2. Are Office 365’s Protective Features Enabled?
The chances of accidental and malicious deletions can be mitigated by protective features built into Office 365. Therefore, you should also assess whether there are existing safeguards that can be implemented.
One scenario for data loss is an administrator who has privileges to delete data. It is common for the admin to manage the removal of storage space and the deletion of accounts when employees leave the company. However, when it comes to critical data, the chance exists for accidental or malicious deletions. Microsoft’s Privileged Access Management framework can require that administrators obtain approval before deleting critical data.
Another potential problem is hackers gaining access to privileged administrator accounts and destroying data on the cloud. This problem can be mitigated with strong security measures. Multi-factor authentication and products like Cloud App Security can dramatically reduce the chance of this happening.
3. Where Are the Data Security Gaps?
Once the first two steps of the assessment are complete, the next is to determine whether there are still data security gaps in Office 365. Some gaps can be closed by implementing better security and privileges management. While others may only be solved by adding periodic backups.

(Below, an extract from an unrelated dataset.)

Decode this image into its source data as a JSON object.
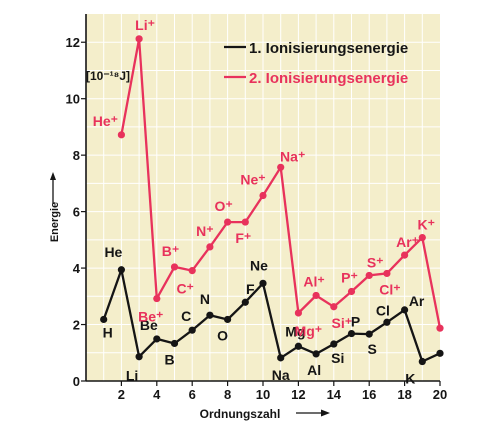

Any risk which can lead to data loss should be included in the discussion, whether its employee error, vendor failure, or external attacks. The importance of data should also be weighed. Data needed to comply with regulations or support critical business processes will need to be backed up.
Office 365 Backups
If the assessment reveals that Office 365 backups are necessary, the most practical solution is a third-party cloud-to-cloud backup service. Barracuda Essentials for Office 365 is a good example of such a backup and recovery solution. With these services, organizations can schedule periodic backups of records and critical data like emails and customer information. They enable the implementation of a recovery process that suits the organization, including downloads and re-installations. As an Office 365-wide service, they also bundle together the retention of Exchange emails, OneDrive backups, and SharePoint mirrors.
Create Recovery Plans
Backing up Office 365 data to a third-party cloud service is just one step in the process of protecting against data loss. It’s also important to carefully craft recovery plans for different events that can trigger the restoration of data from a backup.
Scenarios can include isolated deletions by employees of critical files, or a failure of Microsoft’s Office 365 service which leads to a large loss of data. Recovery plans should include both an authorization and deployment process to ensure critical data isn’t overwritten or overlooked.
The Future of Cloud Backups
Every business organization should periodically assess the need to backup data that resides on cloud services like Microsoft Office 365. Ideally, an assessment should be made whenever a new application is added to the company’s processes. It’s also important to reassess whether data needs backup protection in the future. Data that isn’t critical today may become critical tomorrow.
A good example of a recent event which impacted data retention policies was the implementation of data privacy regulations in Europe. Establishing solid practices around data management which go beyond current needs, makes more sense than simply meeting the industry or legislated minimum.
Thanks to flexible third-party cloud services, these issues are much easier to manage today. Organizations can contract out the storage and automation needed to backup large and complex data sets.